TWSE-table7The final supporting driver of high-performing boards is the representative number of independent directors (Table 7), as opposed to non-executive directors (who may or may not meet the criteria of being “independent”). Independence is deemed to be important to foster integrity, a balanced focus on shareholder interests, the freedom to objectively challenge management, and the integration of diverse business experience in weighing innovation and risk. The United States is an outlier in this area, since the preference around the world is for the chairman to be independent and separate from the CEO. It should be noted that the definition of an independent director is not universally agreed upon among regulators from different jurisdictions or among different boards. The Heidrick survey highlighted six indicators used to assess independence. The director:

  • Has no significant commercial contracts with the group
  • Is not currently employed by the company
  • Has no cross non-executive role (a non-exec director and a CEO who sit on each other’s board)
  • Is not a reference shareholder (major direct shareholder, such as a founder or family member) or employee shareholder representative
  • Has not been an executive of the company in the last five years
  • Has not been on the non-executive board for nine years or longer

 

The Financial Supervisory Commission requires the inclusion of no fewer than two independent directors, comprising not less one-fifth of the total number of directors, and the evaluation system encourages companies to exceed these requirements. Its guidelines say: “Independent directors shall possess professional knowledge and there shall be restrictions on their shareholdings and the positions they may concurrently hold. They shall maintain independence within the scope of their directorial duties, and may not have any direct or indirect interest in the company.” Companies are also required to use only independent directors on the audit committee, provide them with special administrative support, have their opinions specifically noted in meetings, and other distinctions.

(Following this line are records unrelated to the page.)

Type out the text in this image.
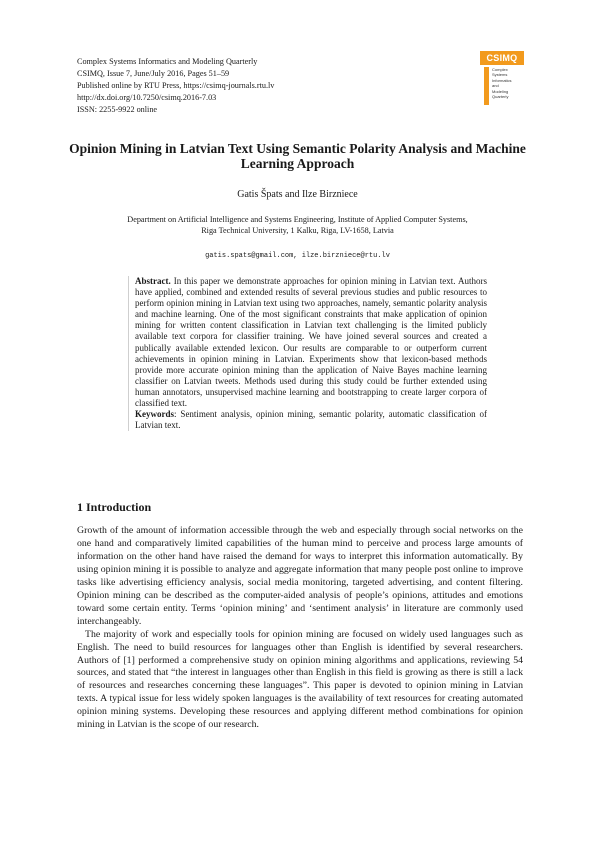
Complex Systems Informatics and Modeling Quarterly
CSIMQ, Issue 7, June/July 2016, Pages 51–59
Published online by RTU Press, https://csimq-journals.rtu.lv
http://dx.doi.org/10.7250/csimq.2016-7.03
ISSN: 2255-9922 online
CSIMQ
Complex
Systems
Informatics
and
Modeling
Quarterly
Opinion Mining in Latvian Text Using Semantic Polarity Analysis and Machine Learning Approach
Gatis Špats and Ilze Birzniece
Department on Artificial Intelligence and Systems Engineering, Institute of Applied Computer Systems,
Riga Technical University, 1 Kalku, Riga, LV-1658, Latvia
gatis.spats@gmail.com, ilze.birzniece@rtu.lv

Abstract. In this paper we demonstrate approaches for opinion mining in Latvian text. Authors have applied, combined and extended results of several previous studies and public resources to perform opinion mining in Latvian text using two approaches, namely, semantic polarity analysis and machine learning. One of the most significant constraints that make application of opinion mining for written content classification in Latvian text challenging is the limited publicly available text corpora for classifier training. We have joined several sources and created a publically available extended lexicon. Our results are comparable to or outperform current achievements in opinion mining in Latvian. Experiments show that lexicon-based methods provide more accurate opinion mining than the application of Naive Bayes machine learning classifier on Latvian tweets. Methods used during this study could be further extended using human annotators, unsupervised machine learning and bootstrapping to create larger corpora of classified text.

Keywords: Sentiment analysis, opinion mining, semantic polarity, automatic classification of Latvian text.

1 Introduction

Growth of the amount of information accessible through the web and especially through social networks on the one hand and comparatively limited capabilities of the human mind to perceive and process large amounts of information on the other hand have raised the demand for ways to interpret this information automatically. By using opinion mining it is possible to analyze and aggregate information that many people post online to improve tasks like advertising efficiency analysis, social media monitoring, targeted advertising, and content filtering. Opinion mining can be described as the computer-aided analysis of people’s opinions, attitudes and emotions toward some certain entity. Terms ‘opinion mining’ and ‘sentiment analysis’ in literature are commonly used interchangeably.

The majority of work and especially tools for opinion mining are focused on widely used languages such as English. The need to build resources for languages other than English is identified by several researchers. Authors of [1] performed a comprehensive study on opinion mining algorithms and applications, reviewing 54 sources, and stated that “the interest in languages other than English in this field is growing as there is still a lack of resources and researches concerning these languages”. This paper is devoted to opinion mining in Latvian texts. A typical issue for less widely spoken languages is the availability of text resources for creating automated opinion mining systems. Developing these resources and applying different method combinations for opinion mining in Latvian is the scope of our research.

The average number of independent directors on Taiwan boards is both increasing and reaching the level encouraged by the regulators in their best-practice principles. This trend is an encouraging sign. The number of boards in which the chairman and CEO are the same person is high, but still less than in the United States where over 50% of S&P500 boards have this arrangement. However, given that Taiwan boards have fewer independent board committees providing oversight and objective reference, this concentration is a cause for concern.

As the late U.S. Supreme Court Justice Louis Brandeis, an ardent proponent of transparency, once said: “Sunlight is said to be the best of disinfectants.” By creating the Corporate Governance Evaluation System and shining a bright light in 2015 on the best, most compliant 20% of listed companies in Taiwan, the TWSE will enable investors to gain insight into the cleanest companies. Capital flows can be expected to follow, and market forces will encourage the remaining 80% of companies to bolster their governance regime. In the 21st century, best-practice boards bring both oversight and focus to the complex forces driving change, not just compliance – and that will be the next step for Taiwan’s boards.

Notes on Methodology

  • The Asia Pacific Corporate Governance Report 2014 (“Foundations and Building Blocks for High-Performing Boards”) draws on data from 170 publicly listed companies on stock exchanges across six countries in Asia Pacific – Australia, China, Hong Kong, India, New Zealand, and Singapore.
  • The author expresses his gratitude to the TWSE Corporate Governance Department for help in extracting the Taiwan data, which is based on 780-853 TWSE listed companies from 2011 to 2014.